Grundsätzlich sollte das Mitarbeitergespräch vom Chef ausgehen. Ein Lob für positive Leistungen gibt es viel zu selten. Dabei ist es enorm wichtig, dass der Vorgesetzte dem Mitarbeiter zeigt, wie er sich dessen Soll-Leistung vorstellt. "Man muss dabei möglichst exakt loben, was derjenige besonders gut gemacht hat", sagt Teuber. Ein einfaches "Gut gemacht, Herr/Frau XY" reiche da nicht. Der Chef solle hervorheben, was Herr/Frau XY gut gemacht hat. "So weiß der Mitarbeiter genau, wie er sich zu verhalten hat", sagt Teuber. 

 

Ablauf des Feedbackgesprächs

Der Vorgesetzte sollte das Gespräch nie mit Kritik beginnen. Der Mitarbeiter muss behutsam an die Thematik herangeführt werden. Die Unterhaltung sollte mit einer positiven Rückmeldung beginnen.
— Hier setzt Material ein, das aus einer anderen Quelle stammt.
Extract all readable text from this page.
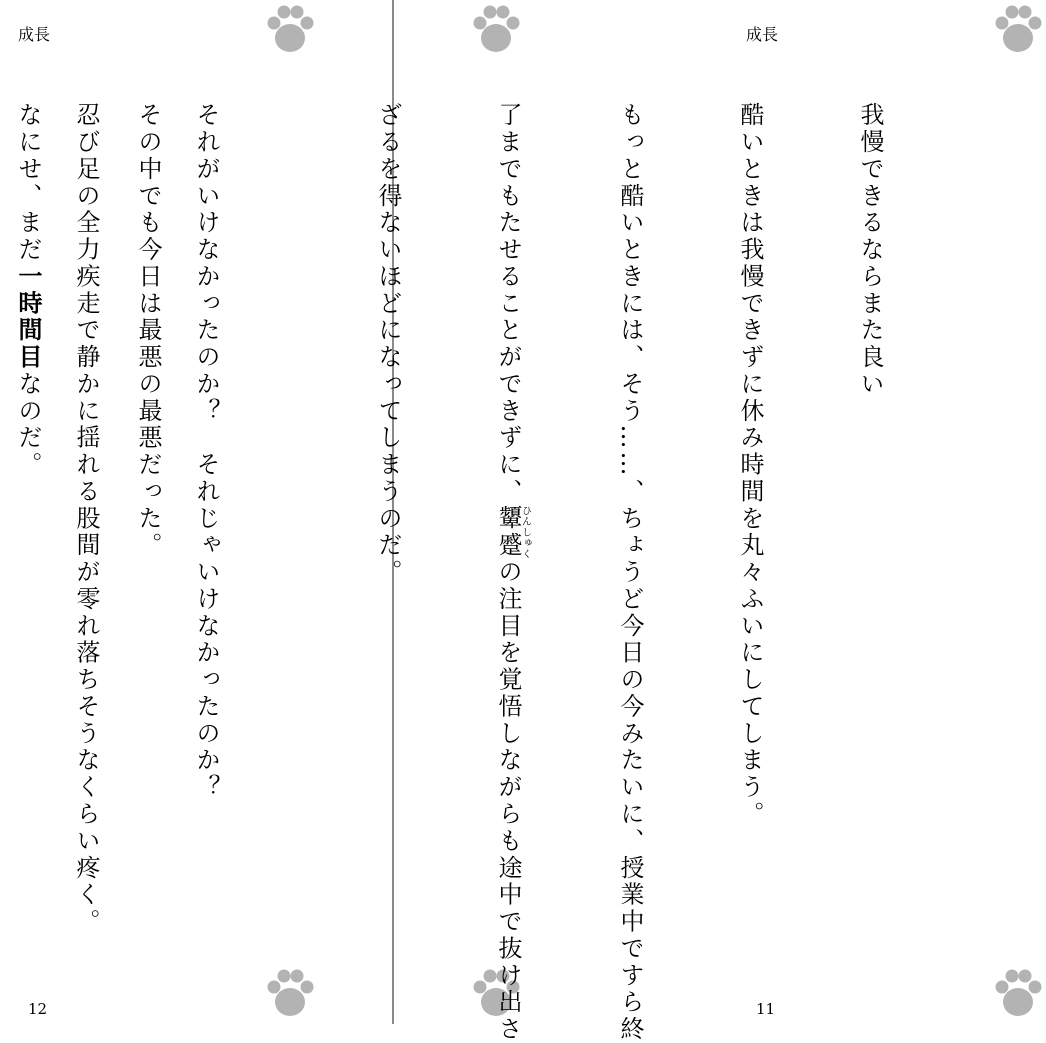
成長
12

それがいけなかったのか？　それじゃいけなかったのか？

忍び足の全力疾走で静かに揺れる股間が零れ落ちそうなくらい疼く。

成長
11

我慢できるならまた良い

酷いときは我慢できずに休み時間を丸々ふいにしてしまう。

もっと酷いときには、そう……、ちょうど今日の今みたいに、授業中ですら終

了までもたせることができずに、顰蹙ひんしゅくの注目を覚悟しながらも途中で抜け出さ

ざるを得ないほどになってしまうのだ。

その中でも今日は最悪の最悪だった。

なにせ、まだ一時間目なのだ。
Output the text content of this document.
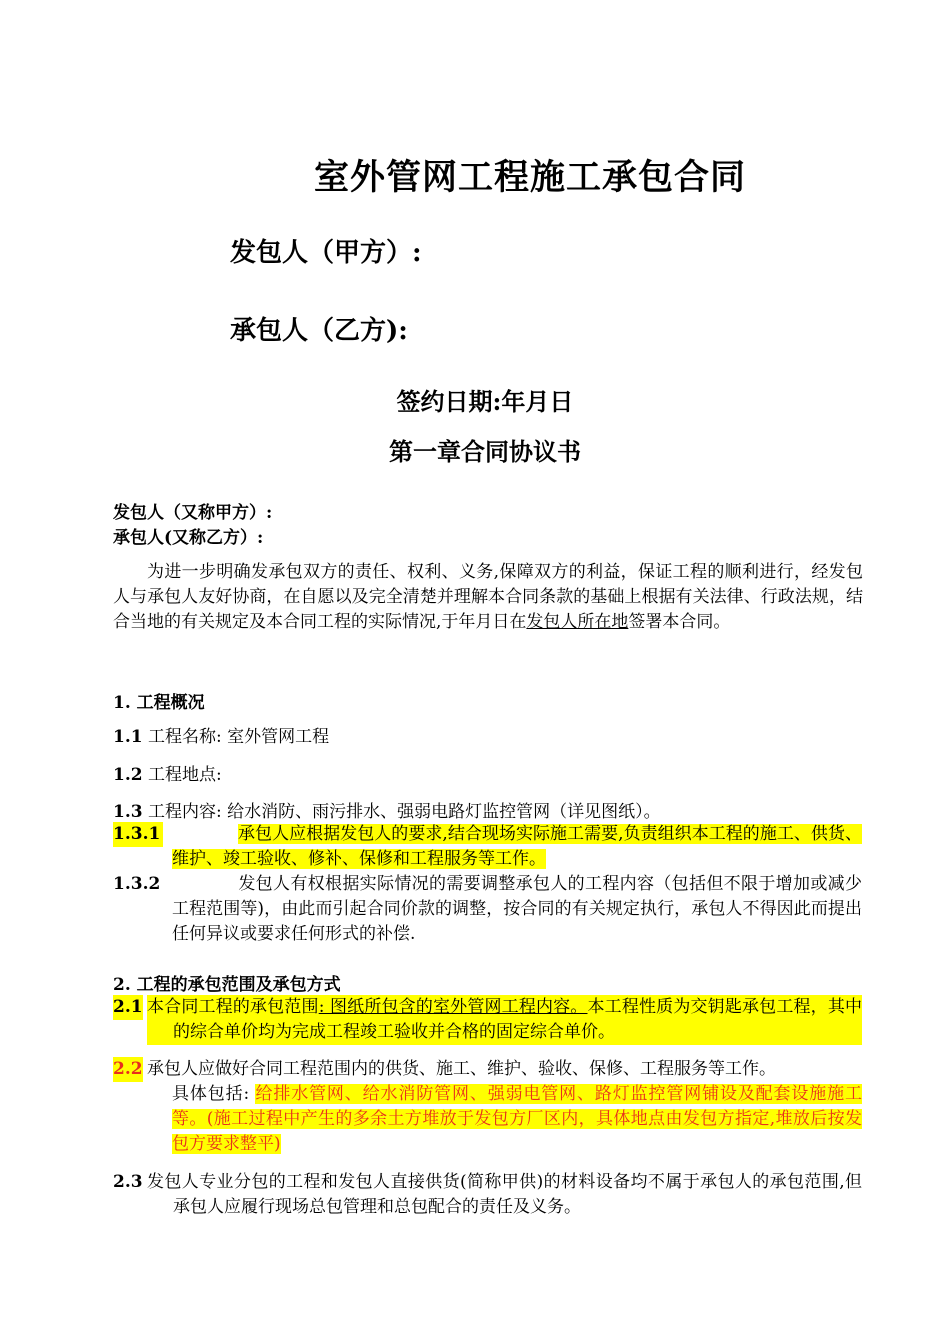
室外管网工程施工承包合同
发包人（甲方）:
承包人（乙方):
签约日期:年月日
第一章合同协议书
发包人（又称甲方）:
承包人(又称乙方）:
为进一步明确发承包双方的责任、权利、义务,保障双方的利益，保证工程的顺利进行，经发包人与承包人友好协商，在自愿以及完全清楚并理解本合同条款的基础上根据有关法律、行政法规，结合当地的有关规定及本合同工程的实际情况,于年月日在发包人所在地签署本合同。
1. 工程概况
1.1 工程名称: 室外管网工程
1.2 工程地点:
1.3 工程内容: 给水消防、雨污排水、强弱电路灯监控管网（详见图纸）。
1.3.1	承包人应根据发包人的要求,结合现场实际施工需要,负责组织本工程的施工、供货、维护、竣工验收、修补、保修和工程服务等工作。
1.3.2	发包人有权根据实际情况的需要调整承包人的工程内容（包括但不限于增加或减少工程范围等)，由此而引起合同价款的调整，按合同的有关规定执行，承包人不得因此而提出任何异议或要求任何形式的补偿.
2. 工程的承包范围及承包方式
2.1 本合同工程的承包范围: 图纸所包含的室外管网工程内容。本工程性质为交钥匙承包工程，其中的综合单价均为完成工程竣工验收并合格的固定综合单价。
2.2 承包人应做好合同工程范围内的供货、施工、维护、验收、保修、工程服务等工作。
具体包括: 给排水管网、给水消防管网、强弱电管网、路灯监控管网铺设及配套设施施工等。(施工过程中产生的多余土方堆放于发包方厂区内，具体地点由发包方指定,堆放后按发包方要求整平)
2.3 发包人专业分包的工程和发包人直接供货(简称甲供)的材料设备均不属于承包人的承包范围,但承包人应履行现场总包管理和总包配合的责任及义务。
Einige Betriebe praktizieren auch die sogenannte Sandwich-Technik. Also eine kritische Bemerkung, die in zwei Schmeicheleien verpackt wird.

 

Die Gesprächsthemen müssen immer überschaubar bleiben. „Man sollte nie mehr als drei Punkte behandeln", sagt Experte Schulz. Schließlich müsse der Arbeitnehmer die Informationen ja auch verarbeiten können. Nach dem Gespräch sollte der Chef immer nachfragen, wie es dem Mitarbeiter nun mit dieser Rückmeldung geht und ihm die Möglichkeit geben, dazu Stellung zu beziehen und seine Gedanken mitzuteilen. "Man muss Anteilnahme und Einfühlungsvermögen leben und zeigen. Der Angestellte darf nicht alleine mit der Kritik gelassen werden", sagt Schulz.

 

Konkrete Zielvereinbarungen treffen

Am Ende eines Mitarbeitergesprächs muss immer der Blick in die Zukunft stehen. Die Gesprächsteilnehmer müssen sich fragen, wie sie nun mit den erarbeiteten Informationen umgehen und was künftig anders laufen muss. Dabei kann als Teil des Gesprächs eine Zielvereinbarung zwischen Vorgesetztem und Mitarbeiter hilfreich sein. Hier gilt: Je konkreter die Ziele formuliert werden, desto besser lassen sich Erfolg oder Misserfolg künftig messen. Es ist sinnvoll, die Zielvereinbarungen schriftlich festzuhalten. So können sie beim nächsten Mitarbeitergespräch konkret angesprochen und beurteilt werden.